You really can't compare digestive rates of Nepenthes in cultivation with that of Nepenthes in the wild. The reason is that while the digestive fluids themselves may not be that strong (and mainly secreted in young pitchers), this ignores the whole communities of native invertebrates that aid in decomposition... Capture of vertebrates has been reported in a number of Asian nepenthes. This is a species that doesn't tend to trap frogs but does trap lizards http://faculty.frostburg.edu/biol/hli/research/Nepenthes.pdf 
We have to be careful about extending the adaptation of some frogs to using the traps to all frogs. (see for example http://faculty.ncf.edu/mccord/pdf/HebertLauraPitcherplant.pdf). Rodents are also reported..
Treefrogs are also reported using Sarracenia as refuge and possible hunting spots and are also captured (see for example http://flash.lakeheadu.ca/~wqin/Rosa Pitcher Plants.pdf ). 

Some comments,

Ed


----------



## Eric Walker (Aug 22, 2009)

so then the liquid, or digestive fluid, would not do any harm to the frog if it 
ended up with some on it and then left the plant? I was wondering this the other day after marty posted just didn't ask.


----------



## mordoria (Jan 28, 2011)

Ed said:


> You really can't compare digestive rates of Nepenthes in cultivation with that of Nepenthes in the wild. The reason is that while the digestive fluids themselves may not be that strong (and mainly secreted in young pitchers), this ignores the whole communities of native invertebrates that aid in decomposition... Capture of vertebrates has been reported in a number of Asian nepenthes.

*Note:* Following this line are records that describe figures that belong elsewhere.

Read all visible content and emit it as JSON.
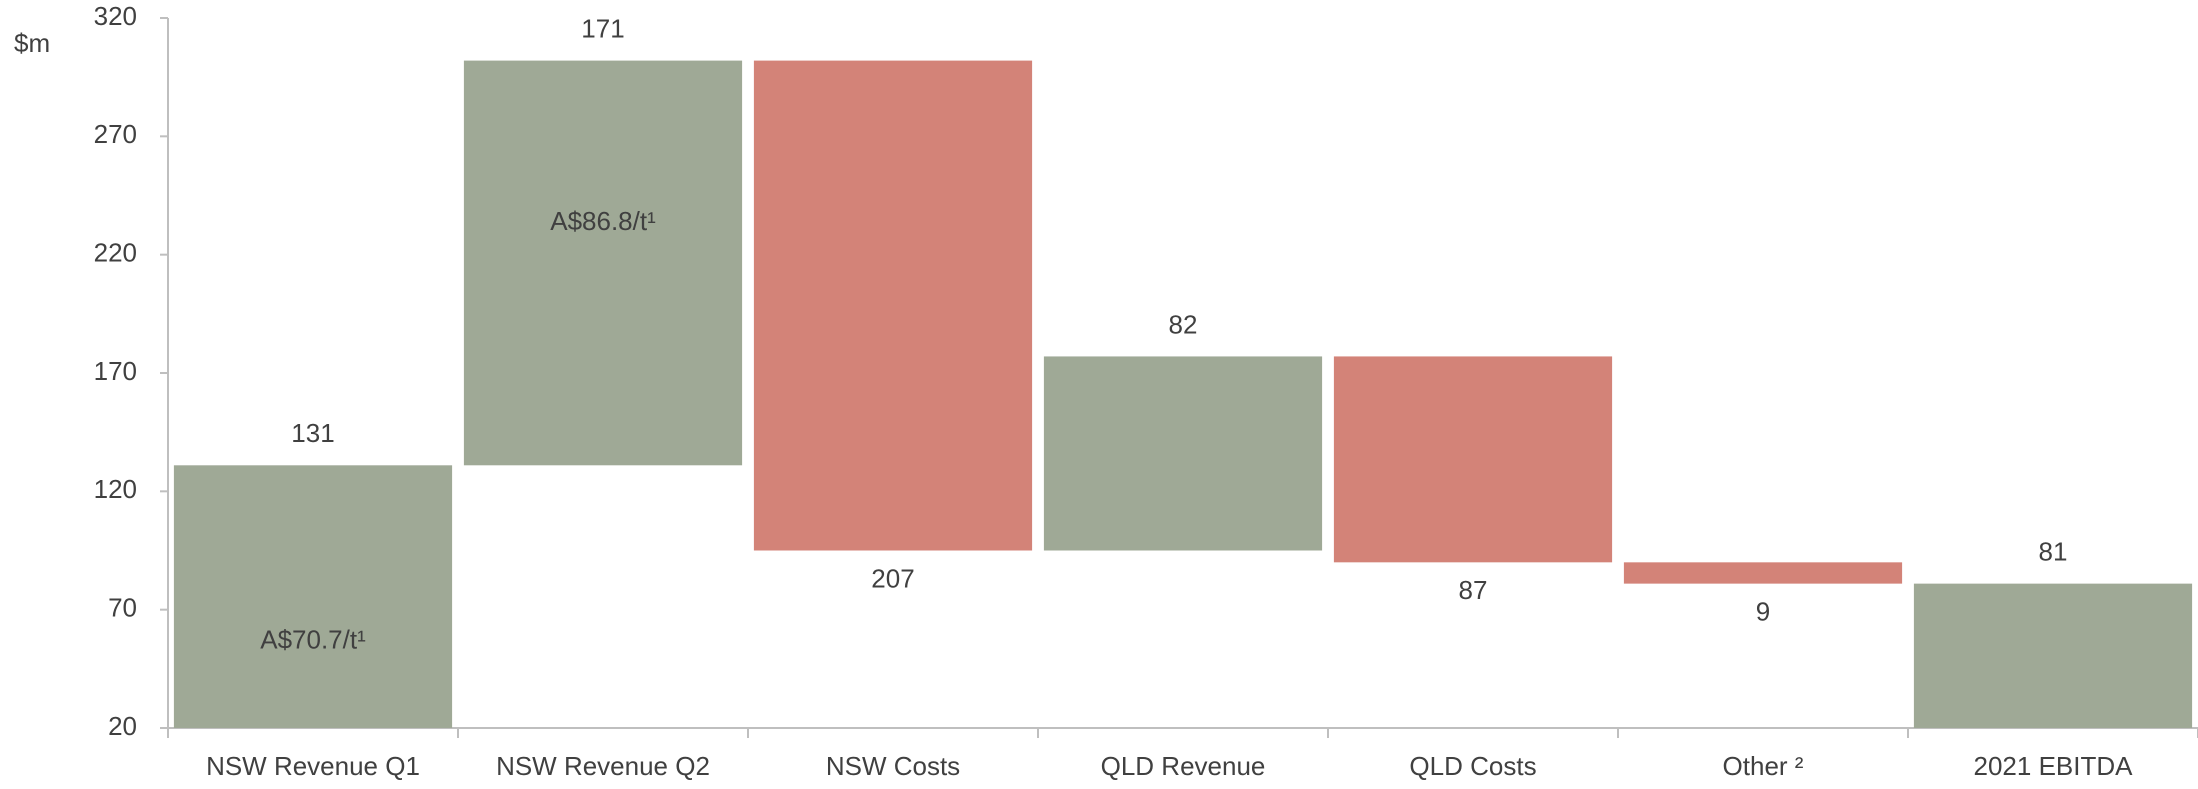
{
  "chart_data": {
    "type": "waterfall",
    "y_label": "$m",
    "categories": [
      "NSW Revenue Q1",
      "NSW Revenue Q2",
      "NSW Costs",
      "QLD Revenue",
      "QLD Costs",
      "Other ²",
      "2021 EBITDA"
    ],
    "values": [
      131,
      171,
      207,
      82,
      87,
      9,
      81
    ],
    "measure": [
      "increase",
      "increase",
      "decrease",
      "increase",
      "decrease",
      "decrease",
      "total"
    ],
    "colors": {
      "increase": "#9fa996",
      "decrease": "#d38378",
      "total": "#9fa996"
    },
    "annotations": [
      {
        "text": "A$70.7/t¹",
        "category": "NSW Revenue Q1"
      },
      {
        "text": "A$86.8/t¹",
        "category": "NSW Revenue Q2"
      }
    ],
    "ylim": [
      20,
      320
    ],
    "yticks": [
      20,
      70,
      120,
      170,
      220,
      270,
      320
    ],
    "grid": false
  }
}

This is a species that doesn't tend to trap frogs but does trap lizards http://faculty.frostburg.edu/biol/hli/research/Nepenthes.pdf
> We have to be careful about extending the adaptation of some frogs to using the traps to all frogs. (see for example http://faculty.ncf.edu/mccord/pdf/HebertLauraPitcherplant.pdf). Rodents are also reported..
> Treefrogs are also reported using Sarracenia as refuge and possible hunting spots and are also captured (see for example http://flash.lakeheadu.ca/~wqin/Rosa Pitcher Plants.pdf ).
> 
> ...


Great articles!


----------



## MountaineerLegion (Apr 8, 2008)

I don't think it was a coincidence that he took a dive while you were there with the camera...I think he had a running bet with his frog buddies that he could get you to "save" him. After you left to check out your shots he and his buddies kicked back, ate a few flies, and laughed at how gullible you were for the rest of the day. 

I agree with the others...fantastic shots! The "hand of god" reaching down from heaven to save the meek from certain death.


----------